Sure, Phoenix has garnered Oscar buzz. He delivered a riveting performance as a lone wolf ready to lash out at society. Yet, his character's self-absorbed and preoccupied with his treatment by the world. Ledger's character was instead focused on effecting true change and exposing Gotham as a city of hypocrites, while armed with the iconic Joker accoutrements such as the suit, weapons and cards.

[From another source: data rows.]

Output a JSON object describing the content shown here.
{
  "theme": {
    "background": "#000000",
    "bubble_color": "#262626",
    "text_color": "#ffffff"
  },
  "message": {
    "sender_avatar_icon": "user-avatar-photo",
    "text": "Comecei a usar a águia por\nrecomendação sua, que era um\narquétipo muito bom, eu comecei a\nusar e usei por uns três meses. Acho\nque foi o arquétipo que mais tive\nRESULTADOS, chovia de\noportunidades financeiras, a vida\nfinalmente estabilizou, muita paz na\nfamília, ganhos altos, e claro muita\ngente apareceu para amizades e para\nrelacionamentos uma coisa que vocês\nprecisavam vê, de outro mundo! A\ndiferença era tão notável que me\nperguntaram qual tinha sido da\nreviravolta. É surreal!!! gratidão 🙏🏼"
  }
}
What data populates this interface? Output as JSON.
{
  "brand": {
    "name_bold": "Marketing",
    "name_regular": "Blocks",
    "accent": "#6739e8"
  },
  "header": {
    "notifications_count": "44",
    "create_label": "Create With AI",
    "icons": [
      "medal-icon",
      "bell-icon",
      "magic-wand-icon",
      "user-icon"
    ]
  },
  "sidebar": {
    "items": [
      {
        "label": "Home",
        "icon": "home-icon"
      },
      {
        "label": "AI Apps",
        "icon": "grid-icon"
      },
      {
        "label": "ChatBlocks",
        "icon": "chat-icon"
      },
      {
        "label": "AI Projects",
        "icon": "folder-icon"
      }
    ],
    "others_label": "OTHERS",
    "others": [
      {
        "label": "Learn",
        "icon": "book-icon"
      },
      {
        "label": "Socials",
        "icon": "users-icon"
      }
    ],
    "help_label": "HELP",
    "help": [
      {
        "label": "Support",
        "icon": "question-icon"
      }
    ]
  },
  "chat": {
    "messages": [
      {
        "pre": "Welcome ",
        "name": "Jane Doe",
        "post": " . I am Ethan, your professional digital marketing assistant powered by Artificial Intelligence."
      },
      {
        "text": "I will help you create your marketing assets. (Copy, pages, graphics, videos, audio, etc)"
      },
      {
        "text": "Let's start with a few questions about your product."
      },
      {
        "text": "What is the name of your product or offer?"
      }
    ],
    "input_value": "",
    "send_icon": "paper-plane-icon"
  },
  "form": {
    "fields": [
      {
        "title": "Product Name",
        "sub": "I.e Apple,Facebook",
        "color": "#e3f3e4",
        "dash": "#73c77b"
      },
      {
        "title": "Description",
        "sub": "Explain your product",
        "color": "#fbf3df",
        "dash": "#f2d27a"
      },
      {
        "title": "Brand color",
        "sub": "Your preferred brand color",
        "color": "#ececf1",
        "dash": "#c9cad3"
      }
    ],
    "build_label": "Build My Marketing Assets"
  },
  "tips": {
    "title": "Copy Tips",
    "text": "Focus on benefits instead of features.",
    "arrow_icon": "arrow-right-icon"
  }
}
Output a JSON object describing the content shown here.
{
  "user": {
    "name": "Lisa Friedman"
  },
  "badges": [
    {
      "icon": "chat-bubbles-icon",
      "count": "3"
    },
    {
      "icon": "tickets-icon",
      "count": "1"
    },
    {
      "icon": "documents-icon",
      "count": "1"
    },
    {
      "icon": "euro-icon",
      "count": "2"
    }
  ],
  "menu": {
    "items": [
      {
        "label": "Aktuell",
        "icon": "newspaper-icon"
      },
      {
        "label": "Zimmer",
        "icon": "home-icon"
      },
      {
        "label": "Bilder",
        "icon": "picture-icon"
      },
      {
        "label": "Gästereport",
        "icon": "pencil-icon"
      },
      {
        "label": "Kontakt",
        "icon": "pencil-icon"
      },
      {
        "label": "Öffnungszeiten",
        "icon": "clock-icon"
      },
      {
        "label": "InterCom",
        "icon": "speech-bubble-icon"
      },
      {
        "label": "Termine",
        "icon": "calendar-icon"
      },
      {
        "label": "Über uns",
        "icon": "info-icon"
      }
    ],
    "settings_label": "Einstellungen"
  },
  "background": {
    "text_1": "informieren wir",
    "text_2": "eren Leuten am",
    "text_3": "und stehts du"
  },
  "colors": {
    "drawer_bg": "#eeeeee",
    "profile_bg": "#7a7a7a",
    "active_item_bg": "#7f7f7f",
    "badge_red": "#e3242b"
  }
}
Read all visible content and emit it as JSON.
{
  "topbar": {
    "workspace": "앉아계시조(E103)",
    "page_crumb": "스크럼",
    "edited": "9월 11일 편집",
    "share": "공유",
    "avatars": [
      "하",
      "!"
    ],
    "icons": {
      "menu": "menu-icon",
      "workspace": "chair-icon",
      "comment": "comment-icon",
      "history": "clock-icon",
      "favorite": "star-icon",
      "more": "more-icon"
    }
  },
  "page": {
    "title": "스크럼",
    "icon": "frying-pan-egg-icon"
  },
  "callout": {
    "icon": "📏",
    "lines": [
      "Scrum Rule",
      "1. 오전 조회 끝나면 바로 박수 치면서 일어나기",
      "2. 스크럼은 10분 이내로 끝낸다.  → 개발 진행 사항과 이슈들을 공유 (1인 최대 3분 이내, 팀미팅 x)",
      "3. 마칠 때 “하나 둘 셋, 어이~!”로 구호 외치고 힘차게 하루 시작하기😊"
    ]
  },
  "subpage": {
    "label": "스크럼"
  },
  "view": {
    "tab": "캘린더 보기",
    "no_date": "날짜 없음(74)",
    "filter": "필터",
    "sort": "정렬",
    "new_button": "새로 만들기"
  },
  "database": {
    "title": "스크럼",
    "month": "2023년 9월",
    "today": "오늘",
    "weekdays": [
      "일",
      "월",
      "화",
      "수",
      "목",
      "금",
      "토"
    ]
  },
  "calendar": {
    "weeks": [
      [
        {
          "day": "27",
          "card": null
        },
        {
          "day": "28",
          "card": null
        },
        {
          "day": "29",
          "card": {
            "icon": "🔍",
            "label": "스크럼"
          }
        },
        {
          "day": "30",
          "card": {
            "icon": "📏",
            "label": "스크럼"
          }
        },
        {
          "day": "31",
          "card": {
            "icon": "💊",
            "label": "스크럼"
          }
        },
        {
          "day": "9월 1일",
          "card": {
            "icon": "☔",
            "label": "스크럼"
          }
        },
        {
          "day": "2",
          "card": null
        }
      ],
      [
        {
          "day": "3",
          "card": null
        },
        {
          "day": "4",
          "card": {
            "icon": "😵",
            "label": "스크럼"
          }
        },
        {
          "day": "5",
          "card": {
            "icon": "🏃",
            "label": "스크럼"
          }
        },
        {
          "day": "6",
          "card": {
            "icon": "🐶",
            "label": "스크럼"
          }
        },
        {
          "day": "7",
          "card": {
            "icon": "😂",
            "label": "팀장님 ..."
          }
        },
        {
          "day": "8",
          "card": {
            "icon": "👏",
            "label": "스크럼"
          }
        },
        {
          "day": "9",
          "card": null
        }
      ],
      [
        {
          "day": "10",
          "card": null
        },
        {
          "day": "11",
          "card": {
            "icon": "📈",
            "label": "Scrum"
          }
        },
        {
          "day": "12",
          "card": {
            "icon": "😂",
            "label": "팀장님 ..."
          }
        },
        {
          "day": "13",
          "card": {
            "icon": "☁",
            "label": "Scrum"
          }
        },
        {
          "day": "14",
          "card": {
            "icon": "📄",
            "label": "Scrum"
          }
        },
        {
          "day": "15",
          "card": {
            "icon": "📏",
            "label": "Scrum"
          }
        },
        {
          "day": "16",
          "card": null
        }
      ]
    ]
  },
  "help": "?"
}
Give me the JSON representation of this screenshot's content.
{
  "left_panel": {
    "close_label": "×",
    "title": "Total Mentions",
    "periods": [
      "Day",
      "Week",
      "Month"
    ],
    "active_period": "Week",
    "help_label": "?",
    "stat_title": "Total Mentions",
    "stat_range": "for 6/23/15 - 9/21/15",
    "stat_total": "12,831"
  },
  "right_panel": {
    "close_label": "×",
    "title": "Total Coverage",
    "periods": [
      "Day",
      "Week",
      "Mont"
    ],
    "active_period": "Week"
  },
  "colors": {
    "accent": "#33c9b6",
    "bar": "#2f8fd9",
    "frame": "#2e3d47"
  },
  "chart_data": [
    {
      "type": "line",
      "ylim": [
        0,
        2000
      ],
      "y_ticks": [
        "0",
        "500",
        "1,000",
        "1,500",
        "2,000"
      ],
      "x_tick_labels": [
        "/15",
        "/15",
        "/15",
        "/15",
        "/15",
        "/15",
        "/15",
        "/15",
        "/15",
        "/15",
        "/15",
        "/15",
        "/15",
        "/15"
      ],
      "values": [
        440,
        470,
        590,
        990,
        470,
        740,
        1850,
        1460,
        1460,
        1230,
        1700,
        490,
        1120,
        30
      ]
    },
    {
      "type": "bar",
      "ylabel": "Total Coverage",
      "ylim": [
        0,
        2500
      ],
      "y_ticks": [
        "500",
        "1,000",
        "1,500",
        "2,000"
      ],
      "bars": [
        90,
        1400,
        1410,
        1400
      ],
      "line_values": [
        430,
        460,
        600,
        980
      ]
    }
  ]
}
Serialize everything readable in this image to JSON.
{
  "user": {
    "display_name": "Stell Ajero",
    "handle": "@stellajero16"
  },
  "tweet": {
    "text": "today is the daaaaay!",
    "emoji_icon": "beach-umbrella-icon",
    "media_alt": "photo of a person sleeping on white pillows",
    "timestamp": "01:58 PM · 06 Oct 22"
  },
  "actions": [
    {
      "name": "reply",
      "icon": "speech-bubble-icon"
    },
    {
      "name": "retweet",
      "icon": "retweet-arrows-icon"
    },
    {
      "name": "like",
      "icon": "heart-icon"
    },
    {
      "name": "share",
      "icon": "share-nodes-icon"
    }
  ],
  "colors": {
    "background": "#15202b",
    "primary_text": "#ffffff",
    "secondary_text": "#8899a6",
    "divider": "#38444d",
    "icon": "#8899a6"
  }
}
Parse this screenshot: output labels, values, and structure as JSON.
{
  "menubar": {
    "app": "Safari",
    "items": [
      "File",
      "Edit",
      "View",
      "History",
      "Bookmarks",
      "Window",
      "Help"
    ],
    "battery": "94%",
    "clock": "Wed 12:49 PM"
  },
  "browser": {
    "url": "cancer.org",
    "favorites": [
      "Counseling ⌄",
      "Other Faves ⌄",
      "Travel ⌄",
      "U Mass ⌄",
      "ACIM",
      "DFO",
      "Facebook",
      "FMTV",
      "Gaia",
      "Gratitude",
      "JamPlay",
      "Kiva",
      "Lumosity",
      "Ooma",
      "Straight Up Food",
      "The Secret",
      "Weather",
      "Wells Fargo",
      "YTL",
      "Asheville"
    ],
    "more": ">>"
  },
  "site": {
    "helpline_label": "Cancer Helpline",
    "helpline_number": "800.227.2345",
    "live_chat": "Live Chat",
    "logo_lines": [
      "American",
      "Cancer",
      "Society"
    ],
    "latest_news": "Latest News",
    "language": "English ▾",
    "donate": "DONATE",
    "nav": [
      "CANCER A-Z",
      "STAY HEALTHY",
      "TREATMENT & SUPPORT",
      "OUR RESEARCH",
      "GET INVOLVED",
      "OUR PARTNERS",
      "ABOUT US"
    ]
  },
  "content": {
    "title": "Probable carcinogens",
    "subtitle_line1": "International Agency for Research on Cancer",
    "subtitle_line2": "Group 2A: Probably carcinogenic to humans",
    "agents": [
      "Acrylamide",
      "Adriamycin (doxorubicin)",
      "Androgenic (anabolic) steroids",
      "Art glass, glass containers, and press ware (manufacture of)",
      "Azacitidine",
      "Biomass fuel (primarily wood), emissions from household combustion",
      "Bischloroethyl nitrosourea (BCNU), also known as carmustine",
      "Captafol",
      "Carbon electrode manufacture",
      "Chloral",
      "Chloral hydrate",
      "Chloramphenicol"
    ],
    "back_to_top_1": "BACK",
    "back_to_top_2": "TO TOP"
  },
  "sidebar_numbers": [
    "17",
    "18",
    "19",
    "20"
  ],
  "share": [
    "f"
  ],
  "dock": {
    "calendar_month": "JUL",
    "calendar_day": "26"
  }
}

Arthur knows Gotham's society is degraded too, but his impact is accidental; Ledger's Joker is methodical and calculating, coming off like a madman who doesn't require or invoke sympathy like Arthur does. Instead, Ledger's version is humor combined with bloodshed while Phoenix's is self-pity combined with panic attacks. And that's why only Ledger's Clown Prince of Crime wants to watch the world burn. That's als0 why his Joker stands tall over Phoenix's Arthur -- he doesn't stumble upon the flames and admire them like Phoenix's character -- Ledger's Joker lights the match and sets out to cause the carnage. He's leading the pack, not following it.

Directed by Todd Phillips, Joker stars Joaquin Phoenix, Robert De Niro, Zazie Beetz, Bill Camp, Frances Conroy, Brett Cullen, Glenn Fleshler, Douglas Hodge, Marc Maron, Josh Pais and Shea Whigham.